Iosif Zisels, the head of Vaad Ukrainy, the Association of Jewish Organizations and Communities of Ukraine, said in 2014 that Russian neo-Nazis (including Russian National Unity) were playing an active role in the fighting in eastern Ukraine, though their ideology dates back 20 years.


“Russia is infected with the ideas of revanchism, which is very closely connected with fascism,” Zisels said.

He added that the Russian neo-Nazis did not have “their own military units,” but were included “within other units,” suggesting their views were tolerated among the commanders of these other units and their backers in Moscow.

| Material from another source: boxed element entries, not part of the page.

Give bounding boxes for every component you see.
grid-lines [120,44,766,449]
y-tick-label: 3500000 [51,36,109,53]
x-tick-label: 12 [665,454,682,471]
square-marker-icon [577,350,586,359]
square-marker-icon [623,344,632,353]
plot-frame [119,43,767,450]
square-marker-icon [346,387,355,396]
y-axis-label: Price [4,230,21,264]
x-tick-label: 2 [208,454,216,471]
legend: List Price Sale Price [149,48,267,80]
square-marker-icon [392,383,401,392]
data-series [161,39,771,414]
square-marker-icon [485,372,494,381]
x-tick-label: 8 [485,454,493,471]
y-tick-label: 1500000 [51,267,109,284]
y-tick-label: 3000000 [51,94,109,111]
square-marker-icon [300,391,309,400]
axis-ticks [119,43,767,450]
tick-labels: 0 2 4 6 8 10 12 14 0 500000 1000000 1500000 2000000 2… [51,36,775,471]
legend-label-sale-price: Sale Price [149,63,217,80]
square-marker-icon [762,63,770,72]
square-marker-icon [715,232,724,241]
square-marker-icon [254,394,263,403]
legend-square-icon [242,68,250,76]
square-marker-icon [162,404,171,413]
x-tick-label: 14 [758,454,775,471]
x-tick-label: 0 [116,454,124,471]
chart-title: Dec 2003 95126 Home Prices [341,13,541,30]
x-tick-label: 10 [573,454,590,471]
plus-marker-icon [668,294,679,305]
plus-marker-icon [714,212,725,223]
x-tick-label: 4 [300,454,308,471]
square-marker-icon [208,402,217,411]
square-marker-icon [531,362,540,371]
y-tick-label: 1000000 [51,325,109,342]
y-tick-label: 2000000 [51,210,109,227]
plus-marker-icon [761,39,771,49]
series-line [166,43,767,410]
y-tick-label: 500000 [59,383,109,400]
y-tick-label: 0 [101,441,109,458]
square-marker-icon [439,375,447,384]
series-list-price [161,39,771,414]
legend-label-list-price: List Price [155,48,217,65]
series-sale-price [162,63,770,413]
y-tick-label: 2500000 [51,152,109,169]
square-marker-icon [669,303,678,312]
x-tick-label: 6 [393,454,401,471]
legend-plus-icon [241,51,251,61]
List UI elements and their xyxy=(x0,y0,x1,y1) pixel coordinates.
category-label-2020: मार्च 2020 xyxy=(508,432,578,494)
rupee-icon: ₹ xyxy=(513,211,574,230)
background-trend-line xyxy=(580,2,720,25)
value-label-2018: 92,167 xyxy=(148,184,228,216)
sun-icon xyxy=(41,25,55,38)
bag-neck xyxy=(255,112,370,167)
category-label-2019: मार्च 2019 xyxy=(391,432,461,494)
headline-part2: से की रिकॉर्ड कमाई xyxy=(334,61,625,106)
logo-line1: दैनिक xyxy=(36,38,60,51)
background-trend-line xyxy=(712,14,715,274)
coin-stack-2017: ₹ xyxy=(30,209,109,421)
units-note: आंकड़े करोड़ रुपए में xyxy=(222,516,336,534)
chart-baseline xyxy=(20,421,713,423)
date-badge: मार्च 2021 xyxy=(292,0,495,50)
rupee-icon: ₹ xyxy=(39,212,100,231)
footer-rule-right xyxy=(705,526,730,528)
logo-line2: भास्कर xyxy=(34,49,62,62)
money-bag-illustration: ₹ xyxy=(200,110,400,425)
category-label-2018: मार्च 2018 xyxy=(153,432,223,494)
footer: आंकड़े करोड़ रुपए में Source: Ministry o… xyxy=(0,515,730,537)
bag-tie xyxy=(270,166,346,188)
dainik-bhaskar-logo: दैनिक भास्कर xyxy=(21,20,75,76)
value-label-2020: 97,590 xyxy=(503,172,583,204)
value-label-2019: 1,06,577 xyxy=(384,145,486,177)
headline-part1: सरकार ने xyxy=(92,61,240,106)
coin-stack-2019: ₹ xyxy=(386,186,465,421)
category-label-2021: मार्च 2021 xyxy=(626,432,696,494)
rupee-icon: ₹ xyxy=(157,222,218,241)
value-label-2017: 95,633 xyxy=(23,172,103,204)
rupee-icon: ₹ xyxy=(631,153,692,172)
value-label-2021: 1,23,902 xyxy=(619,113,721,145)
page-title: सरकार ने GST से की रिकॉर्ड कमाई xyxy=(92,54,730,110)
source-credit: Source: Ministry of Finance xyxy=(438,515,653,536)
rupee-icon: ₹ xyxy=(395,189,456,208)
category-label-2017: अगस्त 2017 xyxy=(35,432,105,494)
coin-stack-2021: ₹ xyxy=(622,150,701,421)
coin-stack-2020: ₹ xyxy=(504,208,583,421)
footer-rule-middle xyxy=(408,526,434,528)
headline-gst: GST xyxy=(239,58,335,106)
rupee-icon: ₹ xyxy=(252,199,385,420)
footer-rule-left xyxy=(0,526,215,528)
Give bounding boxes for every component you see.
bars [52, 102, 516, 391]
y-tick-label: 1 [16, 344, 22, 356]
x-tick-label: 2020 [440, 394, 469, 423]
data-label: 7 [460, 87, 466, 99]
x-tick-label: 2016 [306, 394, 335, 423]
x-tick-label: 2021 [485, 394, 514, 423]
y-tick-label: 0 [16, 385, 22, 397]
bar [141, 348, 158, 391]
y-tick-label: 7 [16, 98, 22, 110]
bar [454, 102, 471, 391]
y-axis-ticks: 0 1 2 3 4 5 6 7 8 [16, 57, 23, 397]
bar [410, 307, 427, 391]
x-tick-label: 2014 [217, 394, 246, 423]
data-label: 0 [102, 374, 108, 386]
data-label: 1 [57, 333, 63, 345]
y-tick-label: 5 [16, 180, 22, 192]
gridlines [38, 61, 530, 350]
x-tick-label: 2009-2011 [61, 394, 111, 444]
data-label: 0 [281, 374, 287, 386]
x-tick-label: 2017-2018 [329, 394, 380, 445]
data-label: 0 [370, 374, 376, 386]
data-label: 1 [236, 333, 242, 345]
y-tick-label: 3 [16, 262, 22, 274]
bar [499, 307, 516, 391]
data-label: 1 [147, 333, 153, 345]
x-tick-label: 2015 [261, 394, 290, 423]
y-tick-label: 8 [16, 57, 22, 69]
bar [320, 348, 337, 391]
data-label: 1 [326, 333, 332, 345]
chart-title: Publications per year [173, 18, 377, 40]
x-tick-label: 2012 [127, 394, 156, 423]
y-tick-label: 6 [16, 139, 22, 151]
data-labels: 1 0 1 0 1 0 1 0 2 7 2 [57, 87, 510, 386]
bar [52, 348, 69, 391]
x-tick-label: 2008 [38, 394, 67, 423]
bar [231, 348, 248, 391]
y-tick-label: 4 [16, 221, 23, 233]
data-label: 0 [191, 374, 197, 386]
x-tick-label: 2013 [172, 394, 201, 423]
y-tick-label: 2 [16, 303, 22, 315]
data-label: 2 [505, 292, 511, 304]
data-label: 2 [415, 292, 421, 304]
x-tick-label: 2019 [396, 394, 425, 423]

Russia — Kremlin-connected anti-Western ideologue Aleksandr Dugin at a rally in support of Donbas, Moscow, June 11, 2014

Also in 2014, the journalist Julia Ioffe encountered a member of the Russian-military-intelligence-linked Vostok Battalion in eastern Ukraine sporting a swastika on his arm.

According to Paul Goble, a former U.S. government adviser on Eurasian affairs, the Russian nationalist organization E.N.O.T. Corp has succeeded in “transforming itself into a private military company.”

Goble wrote last year that E.N.O.T. Corp was specifically created Igor Mangushev of the Russian nationalist movement Svetlaya Rus to help Russians fight with the separatists in eastern Ukraine.

Given all of these links, Polygraph.info finds RT’s claim that rebel forces in eastern Ukraine have never been associated with neo-Nazis is false.